You may also run into some pushback from hospitals if you need their help to acquire patient information. Although clinical data registries are considered quality improvement initiatives and are, therefore, exempt from some privacy regulations and institutional board review requirements, many facilities remain wary of divulging sensitive details, she said.
There is a different challenge for Physician Quality Reporting System registries, however. These registries use incentive payments or payment adjustments to encourage providers to submit quality data. With these databases, it is incumbent upon you to make sure you’re submitting the proper CPT or ICD-9 billing codes for appropriate cases. If you send in information for cases that don’t fall under the registry’s purview, they will not count toward your reporting or performance rate. These registries are likely to alert you to this error, though, so you can correct it and avoid it in the future.

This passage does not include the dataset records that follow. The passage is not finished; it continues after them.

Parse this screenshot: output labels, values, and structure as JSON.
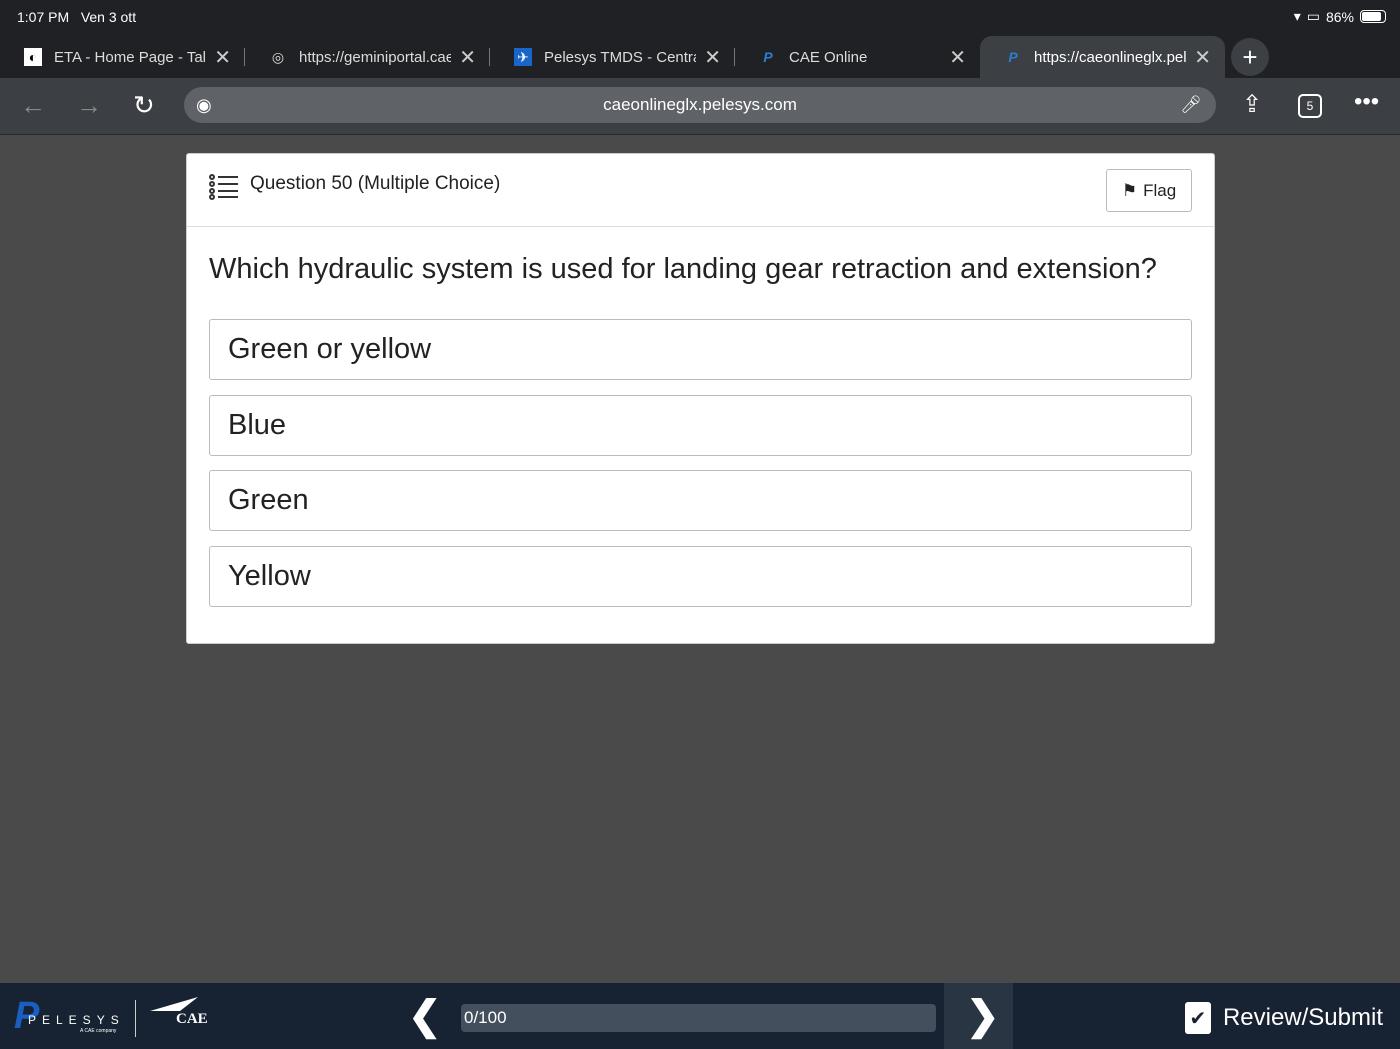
{
  "status": {
    "time": "1:07 PM",
    "date": "Ven 3 ott",
    "battery": "86%"
  },
  "tabs": [
    {
      "title": "ETA - Home Page - Talon",
      "icon": "talon-icon"
    },
    {
      "title": "https://geminiportal.cae",
      "icon": "globe-icon"
    },
    {
      "title": "Pelesys TMDS - Central",
      "icon": "plane-icon"
    },
    {
      "title": "CAE Online",
      "icon": "pelesys-icon"
    },
    {
      "title": "https://caeonlineglx.pelesys",
      "icon": "pelesys-icon",
      "active": true
    }
  ],
  "toolbar": {
    "url": "caeonlineglx.pelesys.com",
    "tab_count": "5"
  },
  "question": {
    "header": "Question 50 (Multiple Choice)",
    "flag_label": "Flag",
    "text": "Which hydraulic system is used for landing gear retraction and extension?",
    "options": [
      "Green or yellow",
      "Blue",
      "Green",
      "Yellow"
    ]
  },
  "footer": {
    "brand": "PELESYS",
    "brand_sub": "A CAE company",
    "cae": "CAE",
    "progress_text": "0/100",
    "progress": 0,
    "review_label": "Review/Submit"
  }
}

One Department’s Experience
Participation in the Dose Index Registry began in May 2011 for the University of Washington Medical Center radiology department. To lay the foundation for sending encrypted DICOM-structured dose reports from its CT scanners to the ACR, according to radiology assistant professor Kalpana M. Kanal, PhD, departmental leaders fostered collaboration between the ACR, the IT staff, PACS staff, and an on-site physicist.
Initially, the department faced difficulties, most of which arose from being an early adopter. Software installation using both new and old scanners proved challenging, as did the consistency of data transmission. Staff also had to work through implementing the exam mapping process required by the ACR, she said. The mapping process uses the Radlex Playbook from the Radiological Society of North America to standardize protocol classifications. Consequently, the department was pushed to consolidate the use of the 19 names it had for a chest CT with contrast so the registry could categorize the data more easily.
In addition, department servers initially crashed nearly every day due to data overload. The problem resolved, however, after departmental leaders learned they need only submit the CT dose and not the entire report.
Although the initial phases of registry participation were rocky, the department’s experience has been a positive one. And, the long-term benefits of the registry are clear, Kanal said.
“The ACR CT Dose Index Registry program has been very successful and is a useful tool for dose data mining,” Kanal said. “It will eventually establish national benchmarks for CT dose indices.”
The ACR’s Moran has heard similar feedback from some of the more than 1,000 facilities participating nationwide, and she recommended practices start participating as soon as possible.
“I hear stories from colleagues about patients who are concerned about radiation dose before a CT scan, and it’s very comforting to them to hear that an institution is using the technology of the dose index to continuously monitor and optimize exposure so they’re only using the radiation they need,” she said. “I think the sooner institutions get involved, the higher the worth will be for them, as well as their patients.”